Auch die Veteranen der Garde du Corps wählten für ihre Denkmäler Reitermotive. Ein 1923 eingeweihter Obelisk aus Stein mit dem Relief eines drachenkämpfenden Reiters am Haupteingang zum Neuen Garten wurde 1929 durch Pferd und Reiter aus Bronze auf einem Sockel an der Allee-/Ecke Schulstraße ersetzt. Die Skulptur wurde 1944 für den Zweiten Weltkrieg eingeschmolzen.

Einen begehrten Platz an der Garnisonkirche sicherten sich die Traditionsvereine des 1. Garde-Regiments zu Fuß für ihr am 24. Juni1924 eingeweihtes Semper-Talis-Denkmal. Es zeigte den Handschlag eines Langen Kerls und eines Weltkriegssoldaten vor einem Obelisken mit dem Relief Friedrichs des Großen. Auch der Verein ehemaliger Kameraden des Lehr-Infanterie-Bataillons, der sich zunächst vergebens um einen Platz in Pankow oder Niederschönhausen bemühte, hätte sein Denkmal ersatzweise gern an der Garnisonkirche errichtet. Letztlich kam die 4,50 Meter hohe Sandsteinskulptur mit Infanteriewaffen, Grabenpanzer und Stahlhelm vor den Eingang des Reichshauptarchivs auf den Brauhausberg.
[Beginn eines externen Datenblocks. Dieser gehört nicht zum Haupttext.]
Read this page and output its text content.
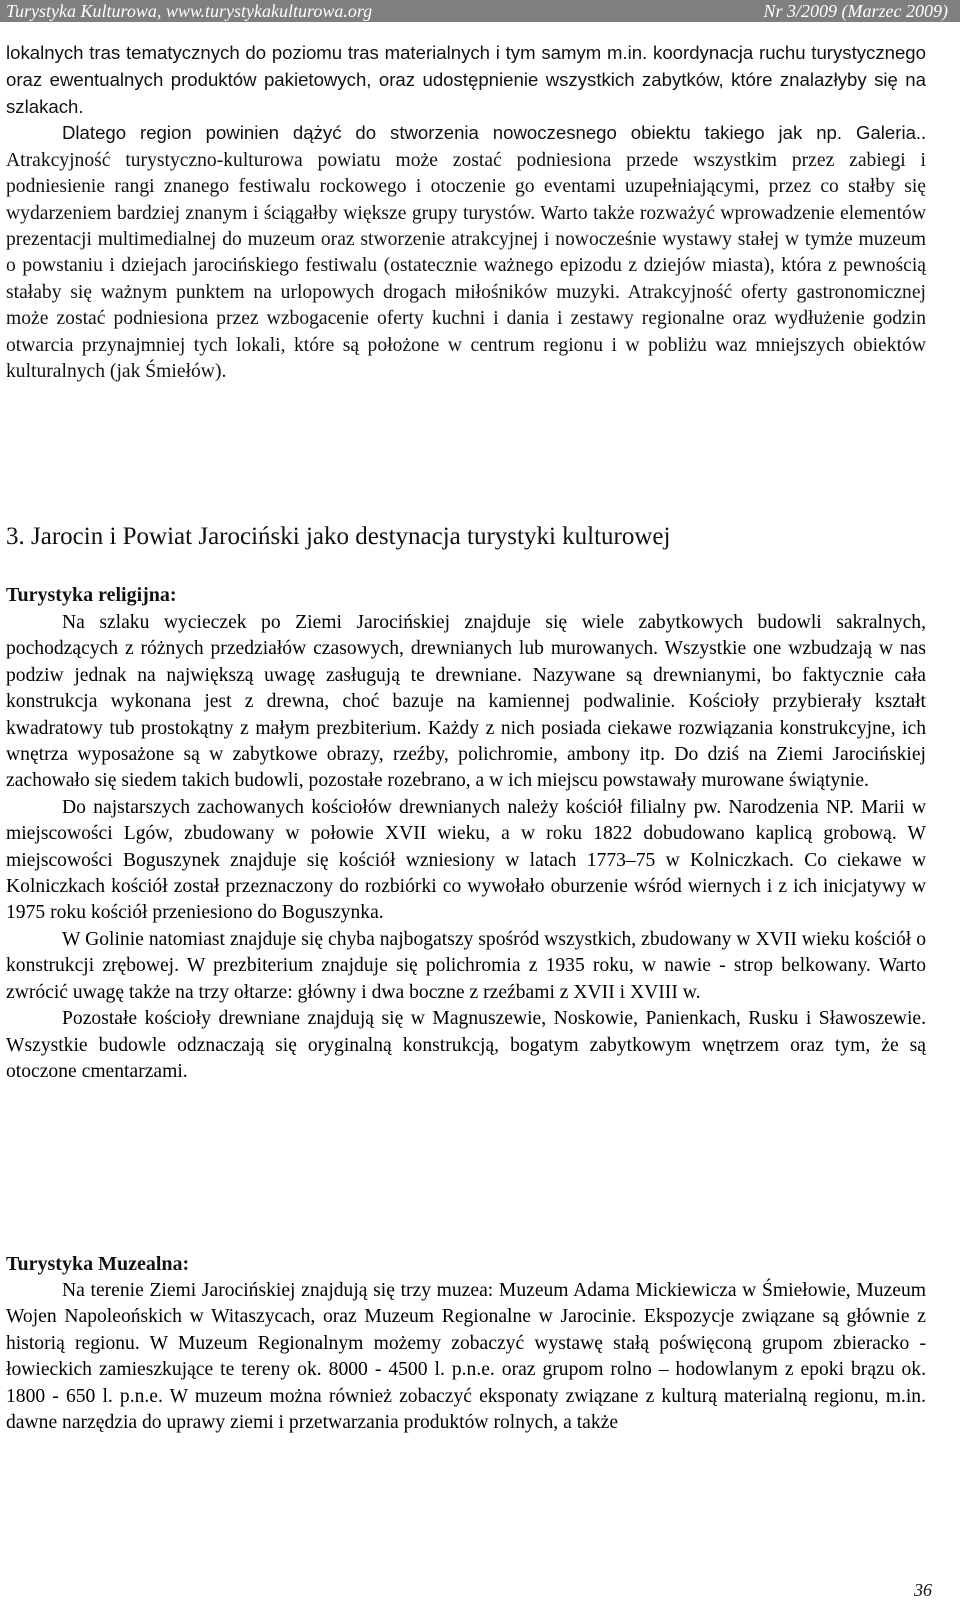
Turystyka Kulturowa, www.turystykakulturowa.org	Nr 3/2009 (Marzec 2009)

lokalnych tras tematycznych do poziomu tras materialnych i tym samym m.in. koordynacja ruchu turystycznego oraz ewentualnych produktów pakietowych, oraz udostępnienie wszystkich zabytków, które znalazłyby się na szlakach.

Dlatego region powinien dążyć do stworzenia nowoczesnego obiektu takiego jak np. Galeria.. Atrakcyjność turystyczno-kulturowa powiatu może zostać podniesiona przede wszystkim przez zabiegi i podniesienie rangi znanego festiwalu rockowego i otoczenie go eventami uzupełniającymi, przez co stałby się wydarzeniem bardziej znanym i ściągałby większe grupy turystów. Warto także rozważyć wprowadzenie elementów prezentacji multimedialnej do muzeum oraz stworzenie atrakcyjnej i nowocześnie wystawy stałej w tymże muzeum o powstaniu i dziejach jarocińskiego festiwalu (ostatecznie ważnego epizodu z dziejów miasta), która z pewnością stałaby się ważnym punktem na urlopowych drogach miłośników muzyki. Atrakcyjność oferty gastronomicznej może zostać podniesiona przez wzbogacenie oferty kuchni i dania i zestawy regionalne oraz wydłużenie godzin otwarcia przynajmniej tych lokali, które są położone w centrum regionu i w pobliżu waz mniejszych obiektów kulturalnych (jak Śmiełów).

3. Jarocin i Powiat Jarociński jako destynacja turystyki kulturowej
Turystyka religijna:

Na szlaku wycieczek po Ziemi Jarocińskiej znajduje się wiele zabytkowych budowli sakralnych, pochodzących z różnych przedziałów czasowych, drewnianych lub murowanych. Wszystkie one wzbudzają w nas podziw jednak na największą uwagę zasługują te drewniane. Nazywane są drewnianymi, bo faktycznie cała konstrukcja wykonana jest z drewna, choć bazuje na kamiennej podwalinie. Kościoły przybierały kształt kwadratowy tub prostokątny z małym prezbiterium. Każdy z nich posiada ciekawe rozwiązania konstrukcyjne, ich wnętrza wyposażone są w zabytkowe obrazy, rzeźby, polichromie, ambony itp. Do dziś na Ziemi Jarocińskiej zachowało się siedem takich budowli, pozostałe rozebrano, a w ich miejscu powstawały murowane świątynie.

Do najstarszych zachowanych kościołów drewnianych należy kościół filialny pw. Narodzenia NP. Marii w miejscowości Lgów, zbudowany w połowie XVII wieku, a w roku 1822 dobudowano kaplicą grobową. W miejscowości Boguszynek znajduje się kościół wzniesiony w latach 1773–75 w Kolniczkach. Co ciekawe w Kolniczkach kościół został przeznaczony do rozbiórki co wywołało oburzenie wśród wiernych i z ich inicjatywy w 1975 roku kościół przeniesiono do Boguszynka.

W Golinie natomiast znajduje się chyba najbogatszy spośród wszystkich, zbudowany w XVII wieku kościół o konstrukcji zrębowej. W prezbiterium znajduje się polichromia z 1935 roku, w nawie - strop belkowany. Warto zwrócić uwagę także na trzy ołtarze: główny i dwa boczne z rzeźbami z XVII i XVIII w.

Pozostałe kościoły drewniane znajdują się w Magnuszewie, Noskowie, Panienkach, Rusku i Sławoszewie. Wszystkie budowle odznaczają się oryginalną konstrukcją, bogatym zabytkowym wnętrzem oraz tym, że są otoczone cmentarzami.

Turystyka Muzealna:

Na terenie Ziemi Jarocińskiej znajdują się trzy muzea: Muzeum Adama Mickiewicza w Śmiełowie, Muzeum Wojen Napoleońskich w Witaszycach, oraz Muzeum Regionalne w Jarocinie. Ekspozycje związane są głównie z historią regionu. W Muzeum Regionalnym możemy zobaczyć wystawę stałą poświęconą grupom zbieracko - łowieckich zamieszkujące te tereny ok. 8000 - 4500 l. p.n.e. oraz grupom rolno – hodowlanym z epoki brązu ok. 1800 - 650 l. p.n.e. W muzeum można również zobaczyć eksponaty związane z kulturą materialną regionu, m.in. dawne narzędzia do uprawy ziemi i przetwarzania produktów rolnych, a także

36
Es gab mehrere dieser Initiativen, die nach Potsdam auswichen, weil sie beim Berliner Magistrat kein Glück hatten. Der „Denkmalausschuss für das Deutsche Kraftfahrdenkmal in Berlin“ gehörte dazu, der seinen monumentalen Gesteinsblock mit der Plastik eines aufbäumenden Panzerfahrzeugs schließlich an der Michendorfer Chaussee aufbaute. Auch der Denkmalausschuss ehemaliger Angehöriger der Sanitätsformationen führte zuerst vergeblich Verhandlungen mit dem Berliner Magistrat, bevor er sich an die Stadt Potsdam wendete.